We had 7 glorious weeks of freedom – my husband and I – with our newborn to adjust to our new family dynamic. I was even successfully able to breastfeed, and I loved it. But we couldn’t lose momentum of the treatment we had completed to date. There was more to do, in effort to provide me the best opportunity for a long life ahead without any secondary recurrence of cancer. So, at the beginning of April, I had a mastectomy of my right breast. I was originally scheduled in for surgery 2 weeks prior, but had become a hormonal and emotional mess after learning that I had to take medication to cut of my breast milk production. I loved the connect I had with bubs when he was breastfeeding, and that I could give him the best possible nutrition, custom made especially for him. I didn’t want to just stop. I had to do a lot of rationalizing and self-healing with myself to accept the inevitable. To my absolute delight, however, my breast milk was still coming right up until my surgery. I breastfed my little one in the waiting room right before being wheeled into the operating theatre. As I lay on the operating table prior to being put under the anesthetic, I apologized to my surgeon that the meds didn’t work…my breast milk was still coming. But secretly, I was over the moon about it.

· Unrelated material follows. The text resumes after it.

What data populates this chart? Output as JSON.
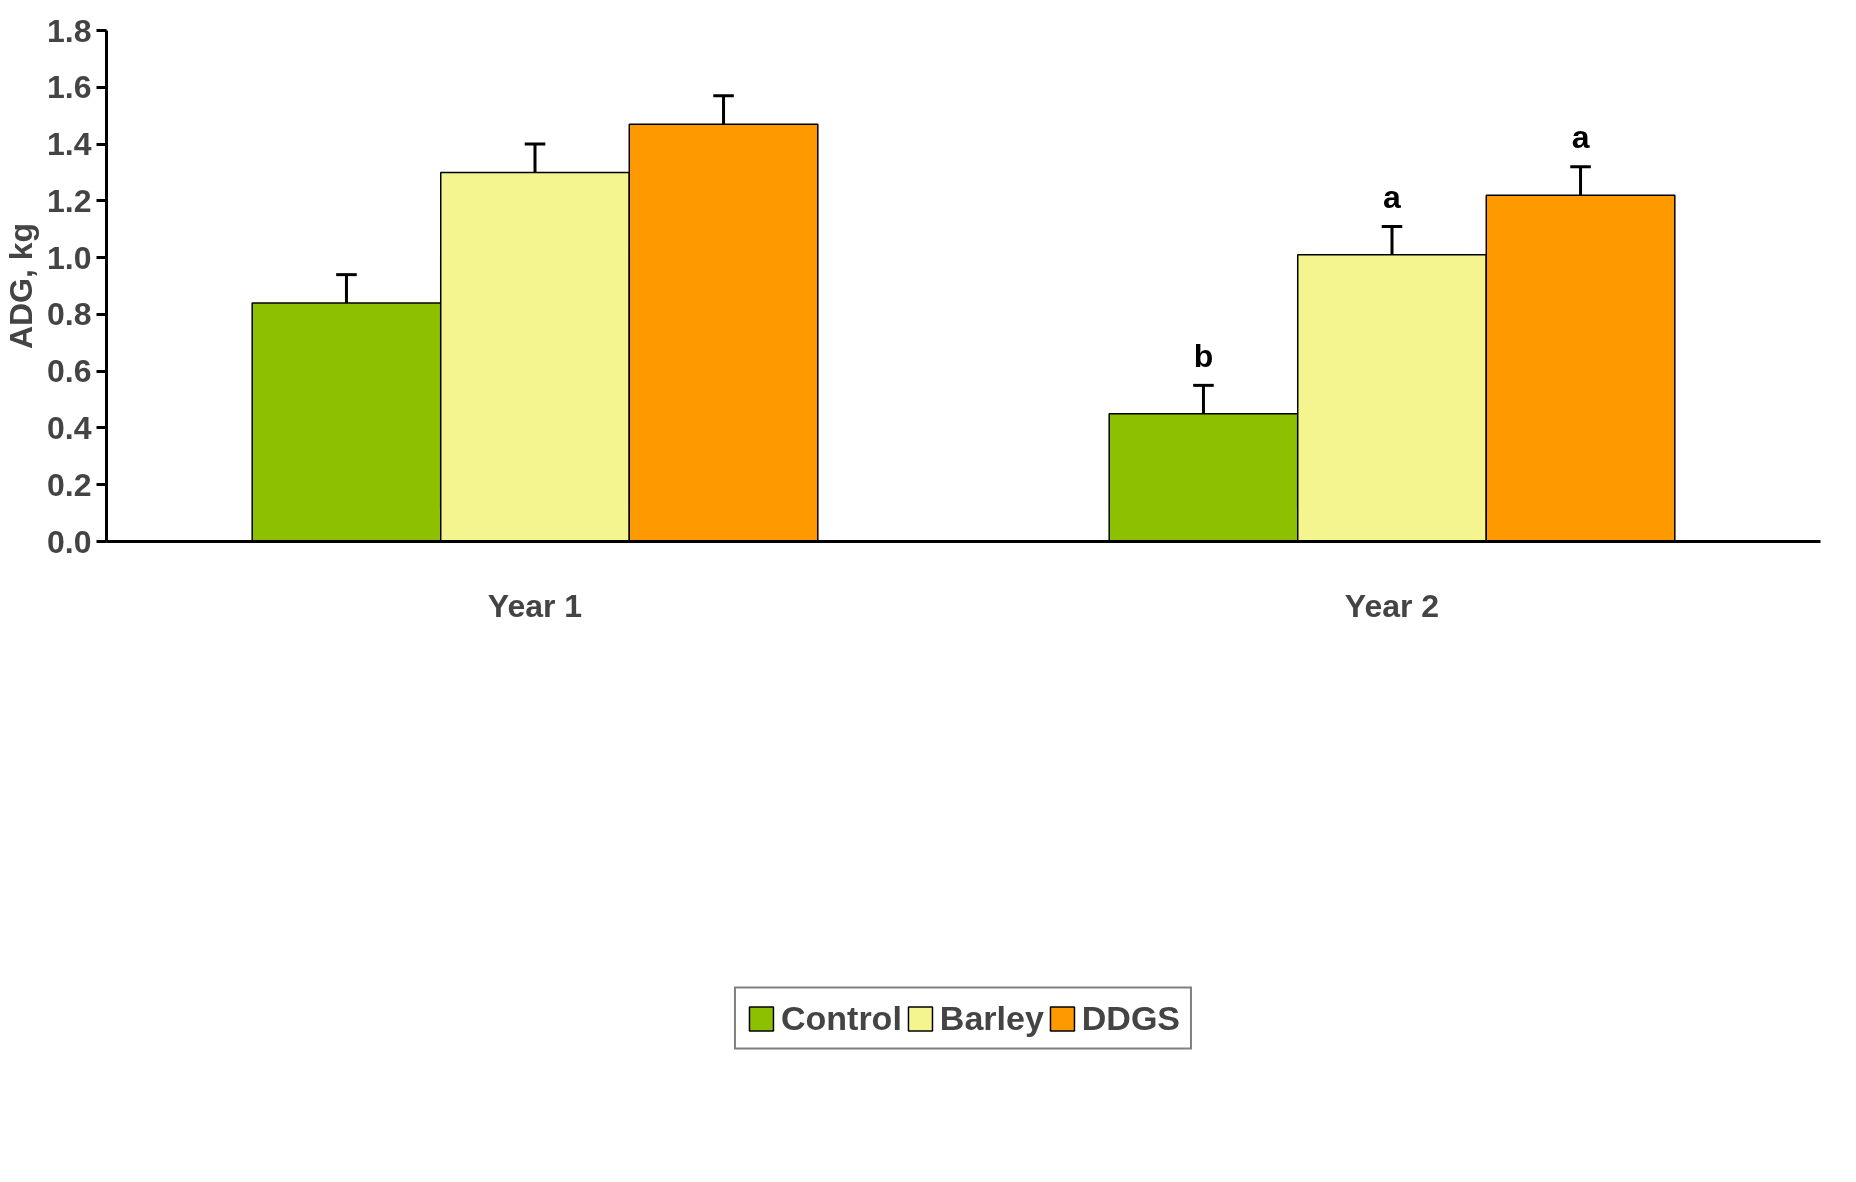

Surgery went well. As expected. And I’ve been able to breastfeed right until now. It had been a struggle for my husband to understand the purpose of a mastectomy. You have to have the surgery first to then know if I had any remaining cancer in the breast. How could you justify it if the pathologists found nothing. What a waste. But what’s a breast when we are talking about a full long future ahead. It did turn out in my case, that the mastectomy was indeed justified.
My personal life project is almost done. In two weeks I commence the last phase and milestone of this journey; the radiation therapy. Five weeks, every day, Monday to Friday. Easy. And all in all, a year long project successfully completed, with very positive results. And then back to Indonesia with my family for another new adventure.